Great design and idea. Hope you sell tons for the charity.


----------



## missmolly (Jun 8, 2011)

A gorgeous pattern design Lorraine and a fantastic thing you're doing by donating all the proceeds to the charity! :thumbup: :thumbup: :thumbup:


----------



## laurelarts (Jul 31, 2011)

Bless you Lorraine, that is a wonderful project.


----------



## mollyannhad (Feb 1, 2011)

that is sooooo cute!


----------



## west coast kitty (May 26, 2012)

a very creative pattern to support a wonderful project; I can think of a number of little people who would love playing with the train


----------



## Rainebo (Apr 22, 2012)

Thank you so much!


----------



## trish2222 (May 13, 2012)

Terrific pattern and a great project


----------



## Sandiego (Sep 17, 2011)

Lorraine, OMGoodness!!!! How cute is that!!!! That Smile Train is absolutely fantabulous and will surely get smiles from the little ones. Thank you for being so generous in donating your proceeds to the "Smile Train Organization." I applaud your generosity. What a great cause. ;0)


----------



## Rainebo (Apr 22, 2012)

Sandiego said:


> Lorraine, OMGoodness!!!! How cute is that!!!! That Smile Train is absolutely fantabulous and will surely get smiles from the little ones. Thank you for being so generous in donating your proceeds to the "Smile Train Organization." I applaud your generosity. What a great cause. ;0)

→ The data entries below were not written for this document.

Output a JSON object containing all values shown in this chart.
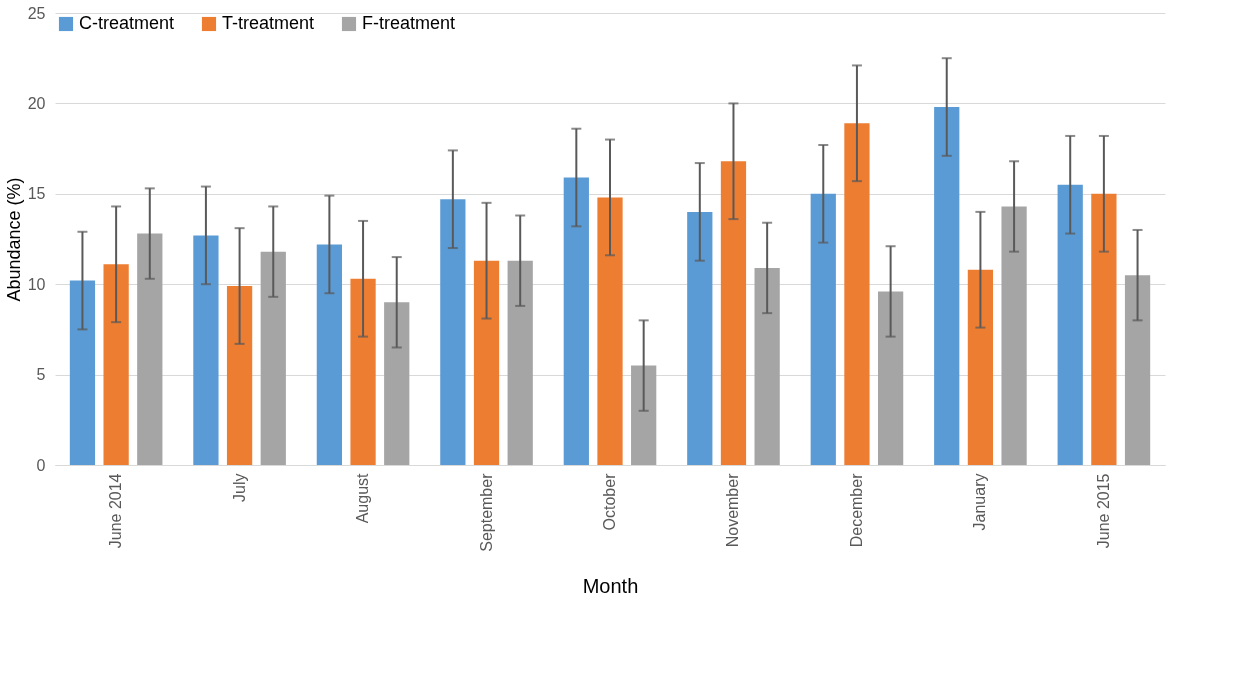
{
  "chart_data": {
    "type": "bar",
    "xlabel": "Month",
    "ylabel": "Abundance (%)",
    "categories": [
      "June 2014",
      "July",
      "August",
      "September",
      "October",
      "November",
      "December",
      "January",
      "June 2015"
    ],
    "series": [
      {
        "name": "C-treatment",
        "color": "#5b9bd5",
        "values": [
          10.2,
          12.7,
          12.2,
          14.7,
          15.9,
          14.0,
          15.0,
          19.8,
          15.5
        ],
        "errors": [
          2.7,
          2.7,
          2.7,
          2.7,
          2.7,
          2.7,
          2.7,
          2.7,
          2.7
        ]
      },
      {
        "name": "T-treatment",
        "color": "#ed7d31",
        "values": [
          11.1,
          9.9,
          10.3,
          11.3,
          14.8,
          16.8,
          18.9,
          10.8,
          15.0
        ],
        "errors": [
          3.2,
          3.2,
          3.2,
          3.2,
          3.2,
          3.2,
          3.2,
          3.2,
          3.2
        ]
      },
      {
        "name": "F-treatment",
        "color": "#a5a5a5",
        "values": [
          12.8,
          11.8,
          9.0,
          11.3,
          5.5,
          10.9,
          9.6,
          14.3,
          10.5
        ],
        "errors": [
          2.5,
          2.5,
          2.5,
          2.5,
          2.5,
          2.5,
          2.5,
          2.5,
          2.5
        ]
      }
    ],
    "ylim": [
      0,
      25
    ],
    "yticks": [
      0,
      5,
      10,
      15,
      20,
      25
    ],
    "grid": "y",
    "legend": "top left"
  }
}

Thanks, Candy! This IS a great cause. It's so amazing to me that a child with a cleft can be helped with surgery that costs as little as $250 and takes as little as 45 minutes!


----------



## Sandiego (Sep 17, 2011)

Rainebo said:


> Thanks, Candy! This IS a great cause. It's so amazing to me that a child with a cleft can be helped with surgery that costs as little as $250 and takes as little as 45 minutes!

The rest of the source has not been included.